Fetal lower urinary tract obstruction: international Delphi consensus on management and core outcome set
Reported data regarding prognosis, intervention candidacy, outcomes and procedural details are sparse and inconsistent for fetal lower urinary tract obstruction (LUTO), for which a core outcome set is currently absent. In this international Delphi study by Mustafa et al., consensus was reached for various LUTO parameters, enabling the development of a core outcome set that can be utilized for the evaluation of fetal LUTO, including for diagnostic criteria and management strategies. The authors highlight that the core outcome set and the devised management workflow pathway should be integrated into clinical care and prospective research studies to optimize and standardize perinatal outcomes.

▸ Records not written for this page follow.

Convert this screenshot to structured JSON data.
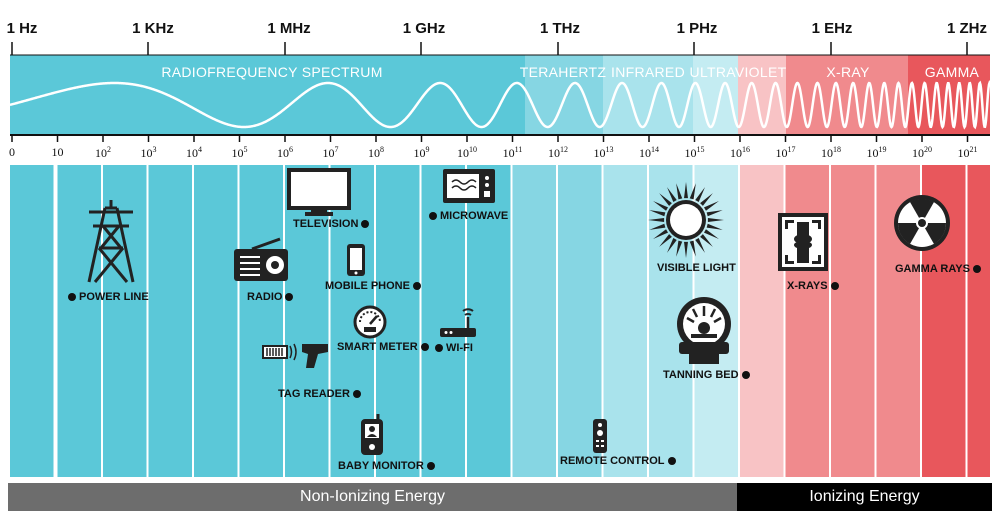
{
  "frequency_labels": [
    "1 Hz",
    "1 KHz",
    "1 MHz",
    "1 GHz",
    "1 THz",
    "1 PHz",
    "1 EHz",
    "1 ZHz"
  ],
  "bands": [
    {
      "label": "RADIOFREQUENCY SPECTRUM",
      "color": "#5bc8d8"
    },
    {
      "label": "TERAHERTZ",
      "color": "#86d6e3"
    },
    {
      "label": "INFRARED",
      "color": "#a9e3ec"
    },
    {
      "label": "ULTRAVIOLET",
      "color": "#c4ecf2"
    },
    {
      "label": "X-RAY",
      "color": "#f08a8d"
    },
    {
      "label": "GAMMA",
      "color": "#e8575c"
    }
  ],
  "ticks": [
    {
      "base": "0",
      "exp": ""
    },
    {
      "base": "10",
      "exp": ""
    },
    {
      "base": "10",
      "exp": "2"
    },
    {
      "base": "10",
      "exp": "3"
    },
    {
      "base": "10",
      "exp": "4"
    },
    {
      "base": "10",
      "exp": "5"
    },
    {
      "base": "10",
      "exp": "6"
    },
    {
      "base": "10",
      "exp": "7"
    },
    {
      "base": "10",
      "exp": "8"
    },
    {
      "base": "10",
      "exp": "9"
    },
    {
      "base": "10",
      "exp": "10"
    },
    {
      "base": "10",
      "exp": "11"
    },
    {
      "base": "10",
      "exp": "12"
    },
    {
      "base": "10",
      "exp": "13"
    },
    {
      "base": "10",
      "exp": "14"
    },
    {
      "base": "10",
      "exp": "15"
    },
    {
      "base": "10",
      "exp": "16"
    },
    {
      "base": "10",
      "exp": "17"
    },
    {
      "base": "10",
      "exp": "18"
    },
    {
      "base": "10",
      "exp": "19"
    },
    {
      "base": "10",
      "exp": "20"
    },
    {
      "base": "10",
      "exp": "21"
    }
  ],
  "items": {
    "power_line": "POWER LINE",
    "television": "TELEVISION",
    "radio": "RADIO",
    "mobile_phone": "MOBILE PHONE",
    "smart_meter": "SMART METER",
    "tag_reader": "TAG READER",
    "baby_monitor": "BABY MONITOR",
    "microwave": "MICROWAVE",
    "wifi": "WI-FI",
    "remote_control": "REMOTE CONTROL",
    "visible_light": "VISIBLE LIGHT",
    "tanning_bed": "TANNING BED",
    "x_rays": "X-RAYS",
    "gamma_rays": "GAMMA RAYS"
  },
  "footer": {
    "non_ionizing": "Non-Ionizing Energy",
    "ionizing": "Ionizing Energy",
    "non_ionizing_color": "#6d6d6d",
    "ionizing_color": "#000000"
  }
}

Clinical and ultrasound features of uterine perivascular epithelioid cell tumors: case series and literature review
Preoperative diagnosis of uterine perivascular epithelioid cell tumors (PEComas) is challenging due to their unique morphological, histological, immunohistochemical and genetic features, and they can often be misdiagnosed as uterine fibroids or other uterine tumors. In this case series and literature review, Wang et al. described the sonographic appearance of uterine PEComas using standardized terminology of the Morphological Uterus Sonographic Assessment (MUSA) and International Endometrial Tumor Analysis (IETA) groups, and report that moderate-to-abundant vascularity, dispersed intratumoral vessels and a peripheral circular vascular distribution may serve as diagnostic clues for uterine PEComa. Although, as most sonographic characteristics were fairly non-specific, accurate preoperative ultrasound diagnosis remains a challenge. This description of the sonographic features of uterine PEComas may aid diagnosis and management until further larger-scale studies can establish a standardized description and broaden understanding of this disease.